1Die Klägerin begehrt die Feststellung der Rechtswidrigkeit eines Bescheides der Beklagten vom . Gegenstand desselben war die Ablehnung der Abberufung des Beigeladenen als Abwickler der Anwaltskanzlei eines im November 2019 verstorbenen Rechtsanwalts, der wiederum von der Klägerin als Alleinerbin beerbt worden war.

2Die hiergegen im März 2020 erhobene Klage war ursprünglich auf die Verpflichtung der Beklagten zur Abberufung des Beigeladenen gerichtet. Nach dem Widerruf der Abwicklungsanordnung hat die Klägerin ihr Begehren umgestellt und neben der Feststellung der Rechtswidrigkeit die weitere Feststellung begehrt, dass die Beklagte verpflichtet ist, ihr den Schaden zu ersetzen, der dadurch entstanden ist bzw. noch entstehen wird, dass die Beklagte den Beigeladenen als Abwickler für den Zeitraum vom bis zum bestellt hat. Der Anwaltsgerichtshof hat die Klage mangels Feststellungsinteresses i.S.v. § 113 Abs. 1 Satz 4 VwGO bzw. mangels Sachdienlichkeit der Klageänderung nach § 91 Abs. 1 VwGO als unzulässig abgewiesen. Die Klägerin beantragt die Zulassung der Berufung gegen das Urteil des Anwaltsgerichtshofs.

II.

3Der Antrag der Klägerin ist nach § 112e Satz 2 BRAO, § 124a Abs. 4 VwGO statthaft und auch im Übrigen zulässig. Er bleibt jedoch ohne Erfolg. Die geltend gemachten Zulassungsgründe (§ 112e Satz 2 BRAO, § 124 Abs. 2 Nr. 1 und 3 VwGO) liegen nicht vor.

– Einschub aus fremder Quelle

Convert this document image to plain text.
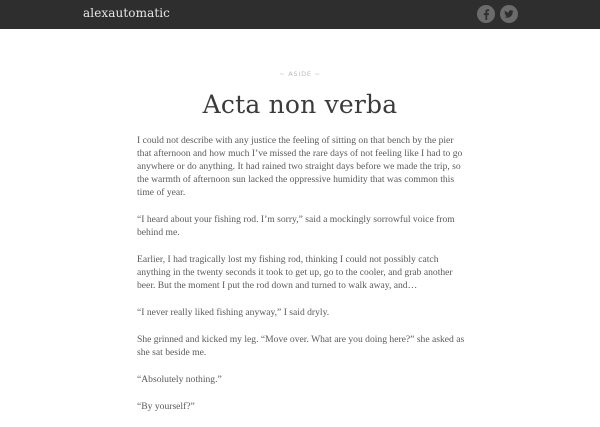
alexautomatic
~ ASIDE ~
Acta non verba

I could not describe with any justice the feeling of sitting on that bench by the pier that afternoon and how much I’ve missed the rare days of not feeling like I had to go anywhere or do anything. It had rained two straight days before we made the trip, so the warmth of afternoon sun lacked the oppressive humidity that was common this time of year.

“I heard about your fishing rod. I’m sorry,” said a mockingly sorrowful voice from behind me.

Earlier, I had tragically lost my fishing rod, thinking I could not possibly catch anything in the twenty seconds it took to get up, go to the cooler, and grab another beer. But the moment I put the rod down and turned to walk away, and…

“I never really liked fishing anyway,” I said dryly.

She grinned and kicked my leg. “Move over. What are you doing here?” she asked as she sat beside me.

“Absolutely nothing.”

“By yourself?”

41. Ernstliche Zweifel an der Richtigkeit des angefochtenen Urteils bestehen nicht (§ 112e Satz 2 BRAO, § 124 Abs. 2 Nr. 1 VwGO). Dieser Zulassungsgrund setzt voraus, dass ein einzelner tragender Rechtssatz oder eine erhebliche Tatsachenfeststellung mit schlüssigen Argumenten in Frage gestellt wird (st. Rspr.; vgl. etwa AnwZ (Brfg) 30/11, NJW-RR 2012, 189 Rn. 5 mwN). Zweifel an der Richtigkeit einzelner Rechtssätze oder tatsächlicher Feststellungen füllen den Zulassungsgrund dann nicht aus, wenn solche Zweifel nicht die Richtigkeit des Ergebnisses erfassen ( AnwZ (Brfg) 32/15, juris Rn. 4 mwN).

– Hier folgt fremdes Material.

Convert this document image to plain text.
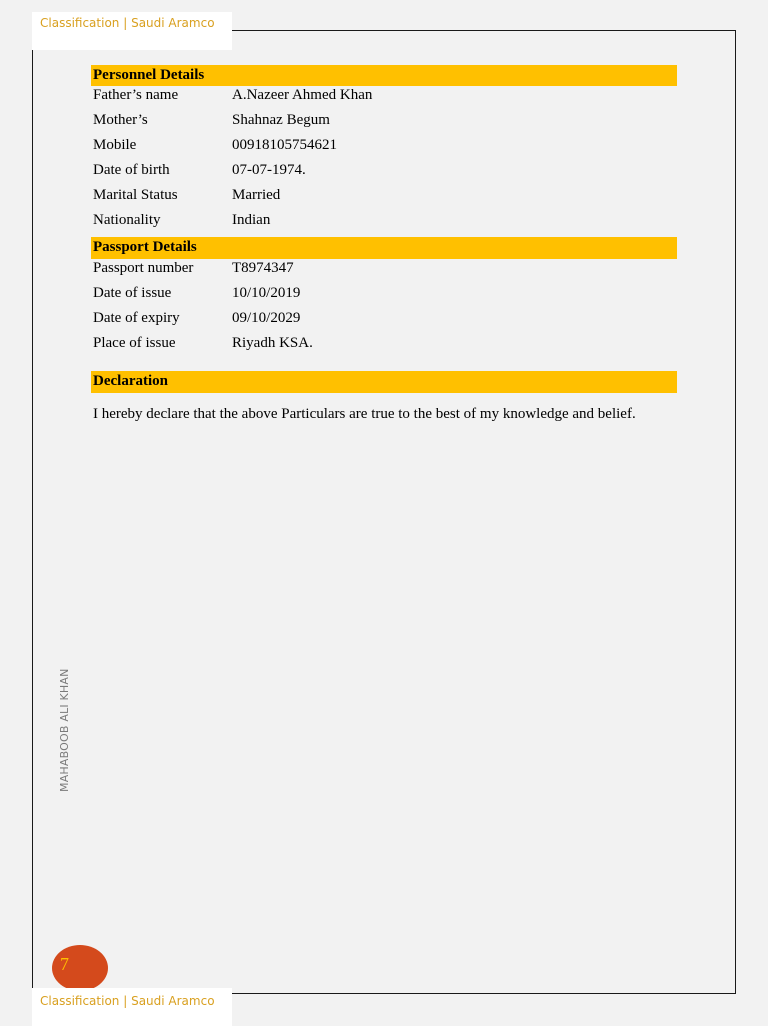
Classification | Saudi Aramco
Personnel Details
Father’s name	A.Nazeer Ahmed Khan
Mother’s	Shahnaz Begum
Mobile	00918105754621
Date of birth	07-07-1974.
Marital Status	Married
Nationality	Indian
Passport Details
Passport number	T8974347
Date of issue	10/10/2019
Date of expiry	09/10/2029
Place of issue	Riyadh KSA.
Declaration
I hereby declare that the above Particulars are true to the best of my knowledge and belief.
MAHABOOB ALI KHAN
7
Classification | Saudi Aramco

5a) Entsprechende Zweifel vermag die Klägerin im Hinblick auf die begehrte Feststellung der Rechtswidrigkeit des Bescheides der Beklagten nicht darzulegen. Das Urteil des Anwaltsgerichtshofs steht im Einklang mit der verwaltungsgerichtlichen Rechtsprechung zu dem Rechtsinstitut der Fortsetzungsfeststellungsklage und dem insoweit bestehenden Erfordernis eines zureichenden (Fortsetzungs-)Feststellungsinteresses, welches unter anderem zur Durchsetzung eines Schadenersatz- oder Entschädigungsanspruchs (Präjudizinteresse), wegen Wiederholungsgefahr oder aus Gründen der Rehabilitierung bzw. Genugtuung anzunehmen sein kann (vgl. Eyermann/Schübel-Pfister, VwGO, 15. Aufl., § 113 Rn. 111; Kopp/Schenke/R. P. Schenke, VwGO, 27. Aufl., § 113 Rn. 136 ff., 141, 142 ff.; jeweils mwN).

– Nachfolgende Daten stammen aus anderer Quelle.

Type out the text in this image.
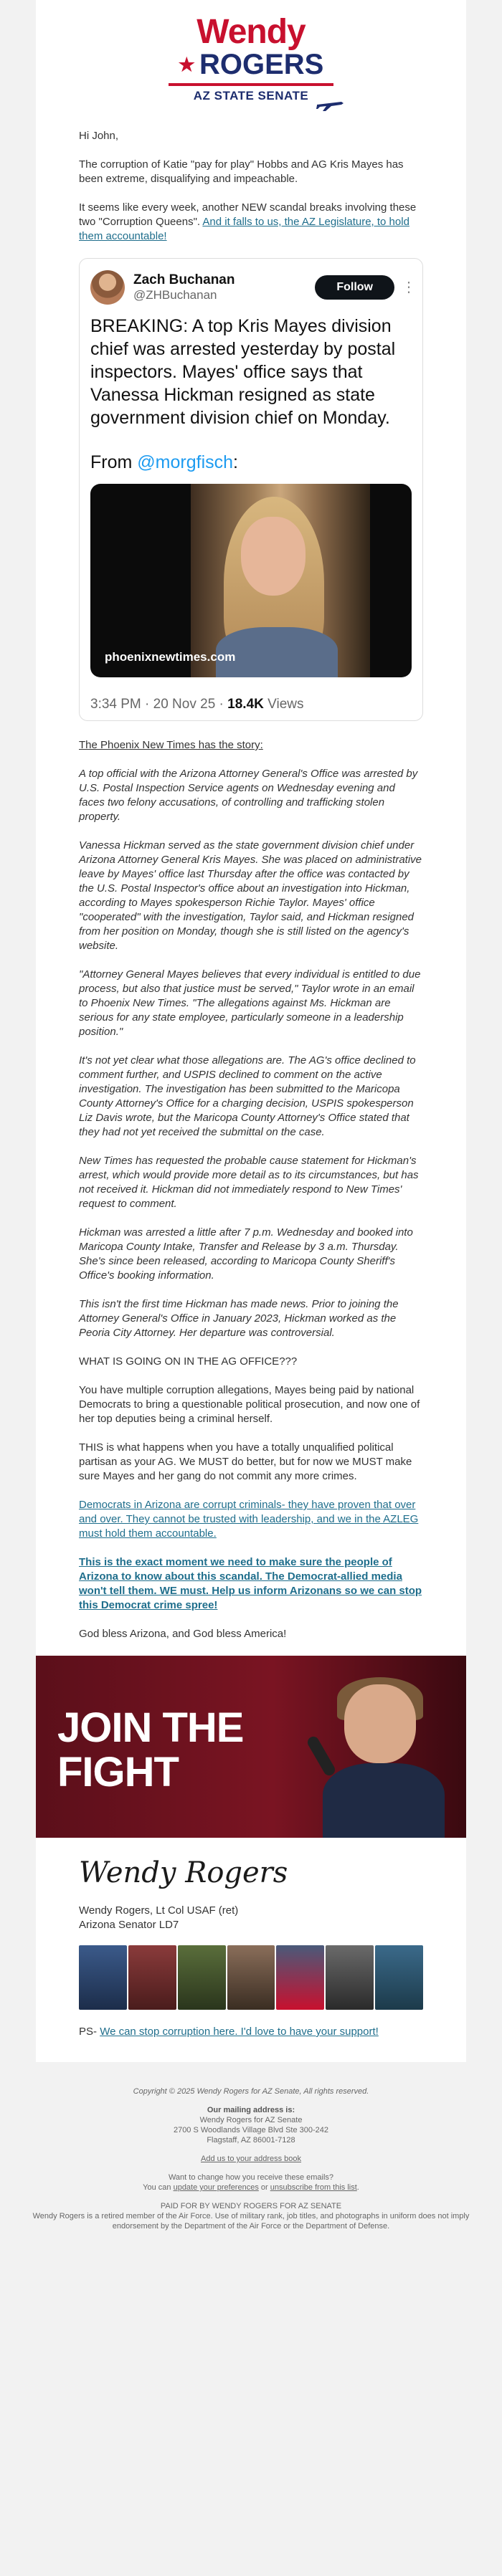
Wendy
★ ROGERS
AZ STATE SENATE

Hi John,

The corruption of Katie "pay for play" Hobbs and AG Kris Mayes has been extreme, disqualifying and impeachable.

It seems like every week, another NEW scandal breaks involving these two "Corruption Queens". And it falls to us, the AZ Legislature, to hold them accountable!

Zach Buchanan
@ZHBuchanan
Follow	⋮
BREAKING: A top Kris Mayes division chief was arrested yesterday by postal inspectors. Mayes' office says that Vanessa Hickman resigned as state government division chief on Monday.
From @morgfisch:
phoenixnewtimes.com
3:34 PM · 20 Nov 25 · 18.4K Views

The Phoenix New Times has the story:

A top official with the Arizona Attorney General's Office was arrested by U.S. Postal Inspection Service agents on Wednesday evening and faces two felony accusations, of controlling and trafficking stolen property.

Vanessa Hickman served as the state government division chief under Arizona Attorney General Kris Mayes. She was placed on administrative leave by Mayes' office last Thursday after the office was contacted by the U.S. Postal Inspector's office about an investigation into Hickman, according to Mayes spokesperson Richie Taylor. Mayes' office "cooperated" with the investigation, Taylor said, and Hickman resigned from her position on Monday, though she is still listed on the agency's website.

"Attorney General Mayes believes that every individual is entitled to due process, but also that justice must be served," Taylor wrote in an email to Phoenix New Times. "The allegations against Ms. Hickman are serious for any state employee, particularly someone in a leadership position."

It's not yet clear what those allegations are. The AG's office declined to comment further, and USPIS declined to comment on the active investigation. The investigation has been submitted to the Maricopa County Attorney's Office for a charging decision, USPIS spokesperson Liz Davis wrote, but the Maricopa County Attorney's Office stated that they had not yet received the submittal on the case.

New Times has requested the probable cause statement for Hickman's arrest, which would provide more detail as to its circumstances, but has not received it. Hickman did not immediately respond to New Times' request to comment.

Hickman was arrested a little after 7 p.m. Wednesday and booked into Maricopa County Intake, Transfer and Release by 3 a.m. Thursday. She's since been released, according to Maricopa County Sheriff's Office's booking information.

This isn't the first time Hickman has made news. Prior to joining the Attorney General's Office in January 2023, Hickman worked as the Peoria City Attorney. Her departure was controversial.

WHAT IS GOING ON IN THE AG OFFICE???

You have multiple corruption allegations, Mayes being paid by national Democrats to bring a questionable political prosecution, and now one of her top deputies being a criminal herself.

THIS is what happens when you have a totally unqualified political partisan as your AG. We MUST do better, but for now we MUST make sure Mayes and her gang do not commit any more crimes.

Democrats in Arizona are corrupt criminals- they have proven that over and over. They cannot be trusted with leadership, and we in the AZLEG must hold them accountable.

This is the exact moment we need to make sure the people of Arizona to know about this scandal. The Democrat-allied media won't tell them. WE must. Help us inform Arizonans so we can stop this Democrat crime spree!

God bless Arizona, and God bless America!

JOIN THE
FIGHT
Wendy Rogers

Wendy Rogers, Lt Col USAF (ret)
Arizona Senator LD7

PS- We can stop corruption here. I'd love to have your support!

Copyright © 2025 Wendy Rogers for AZ Senate, All rights reserved.

Our mailing address is:
Wendy Rogers for AZ Senate
2700 S Woodlands Village Blvd Ste 300-242
Flagstaff, AZ 86001-7128

Add us to your address book

Want to change how you receive these emails?
You can update your preferences or unsubscribe from this list.

PAID FOR BY WENDY ROGERS FOR AZ SENATE
Wendy Rogers is a retired member of the Air Force. Use of military rank, job titles, and photographs in uniform does not imply endorsement by the Department of the Air Force or the Department of Defense.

6aa) Das Bestehen eines Feststellungsinteresses unter dem Gesichtspunkt der Durchsetzung eines Schadenersatz- oder Entschädigungsanspruchs hat der Anwaltsgerichtshof rechtsfehlerfrei verneint. Zwar ist anerkannt, dass in der Fallkonstellation der Erledigung eines angefochtenen Verwaltungsaktes nach Klageerhebung ein berechtigtes Interesse an der Fortführung der Klage als Fortsetzungsfeststellungsklage besteht, weil diesbezüglich bereits prozessualer Aufwand entfaltet worden ist (vgl. , juris Rn. 8; HessVGH, NVwZ 2012, 1350, 1351; Kopp/Schenke/R. P. Schenke, VwGO, 27. Aufl., § 113 Rn. 136 mwN). Allerdings muss ein auf Schadenersatz oder Entschädigung gerichteter Prozess mit hinreichender Sicherheit zu erwarten sein und darf nicht offenbar aussichtslos erscheinen (Kopp/Schenke/R. P. Schenke aaO Rn. 136 jeweils mwN; vgl. auch Eyermann/Schübel-Pfister aaO Rn. 114 ff.). Das Erfordernis hinreichender Sicherheit ist dann erfüllt, wenn der Kläger die ernsthafte Absicht verfolgt, einen entsprechenden Anspruch bei den ordentlichen Gerichten geltend zu machen (vgl. Eyermann/Schübel-Pfister aaO Rn. 114). Offenbare Aussichtslosigkeit liegt vor, wenn ohne eine ins Einzelne gehende Prüfung erkennbar ist, dass der behauptete Schadenersatz- oder Entschädigungsanspruch unter keinem rechtlichen Gesichtspunkt bestehen kann (BVerwG, NVwZ 1992, 1092; 2004, 104, 105; BVerwGE 100, 83, 92; 146, 303 Rn. 44), wobei an die Qualifizierung der Aussichtslosigkeit hohe Anforderungen zu stellen sind (BVerwG, NVwZ-RR 2014, 465 Rn. 29; BVerwGE 146, 303 Rn. 44; Wysk/Bamberger, VwGO, 3. Aufl., § 113 Rn. 85).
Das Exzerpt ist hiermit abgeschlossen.